The grading of meningiomas is a crucial prognostic factor that guides treatment decisions and follow-up protocols. In the past, meningiomas were classified into various subtypes with different malignancy grades. However, the current approach regards meningiomas as a single tumor type with 15 subtypes, and the grading system has shifted towards a within-tumor grading regardless of subtype. The higher-risk subtypes, such as chordoid and clear cell meningiomas, are now assigned as grade 2 due to their higher likelihood of recurrence. Brain-invasive meningiomas are also generally associated with a higher risk of recurrence and are now classified as an atypical meningioma CNS WHO grade 2 in the WHO 2016 classification. While rhabdoid and papillary meningiomas may exhibit more aggressive behavior, classified as grade 3 meningioma [8,[18], [19], [20], [21]].

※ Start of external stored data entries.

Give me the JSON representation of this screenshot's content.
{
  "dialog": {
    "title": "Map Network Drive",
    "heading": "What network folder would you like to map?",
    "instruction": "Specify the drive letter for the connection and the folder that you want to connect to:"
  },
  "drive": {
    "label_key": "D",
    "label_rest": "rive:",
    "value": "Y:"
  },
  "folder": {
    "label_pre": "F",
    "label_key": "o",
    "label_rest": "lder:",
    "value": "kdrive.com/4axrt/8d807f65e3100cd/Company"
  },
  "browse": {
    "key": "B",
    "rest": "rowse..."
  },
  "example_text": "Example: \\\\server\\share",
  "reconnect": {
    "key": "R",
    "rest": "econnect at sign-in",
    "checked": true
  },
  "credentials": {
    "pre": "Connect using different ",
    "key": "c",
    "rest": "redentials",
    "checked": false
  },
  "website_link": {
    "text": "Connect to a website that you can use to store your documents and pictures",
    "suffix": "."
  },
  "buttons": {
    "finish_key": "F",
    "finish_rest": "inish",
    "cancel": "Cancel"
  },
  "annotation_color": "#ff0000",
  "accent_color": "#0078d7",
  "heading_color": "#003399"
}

Meningiomas are treated on a case-by-case basis and may involve a range of options such as observation, surgical resection, radiotherapy, and in rare cases, chemotherapy. Advances in neurosurgery, neuroimaging, and neuroanesthesia have contributed to better long-term outcomes and overall survival rates for patients. Observation is a common approach for patients with incidentally detected small and asymptomatic meningiomas, with regular MRI scans to monitor for any changes. Surgical resection is typically the first choice for symptomatic meningiomas or larger tumors that are expected to cause symptoms soon. The extent of resection is a critical factor in recurrence rates, and complete removal is the primary goal. Radiotherapy is used as the primary treatment for unresectable meningiomas and as an adjuvant therapy after surgery in cases of WHO grade II and III meningiomas. For patients with recurrent or progressive meningiomas that no longer respond to surgery or radiotherapy, salvage systemic therapy may be used, although its efficacy is limited [22].
Conclusion
Meningioma are benign brain tumors, Brain MRI is preferred imagine method, it typically shows extra axial tumors with homogenous enhancement. Early detection and accurate diagnosis are crucial in determining the appropriate management.
Patient consent
Written informed consent for the publication of this case report was obtained from the patient.
Footnotes
Acknowledgments: This work did not receive any specific grant from any funding agency in the public, commercial, or not-for-profit sector.
Competing Interests: The authors declare that there is no conflict of interest that could be perceived as prejudicing the impartiality of this review.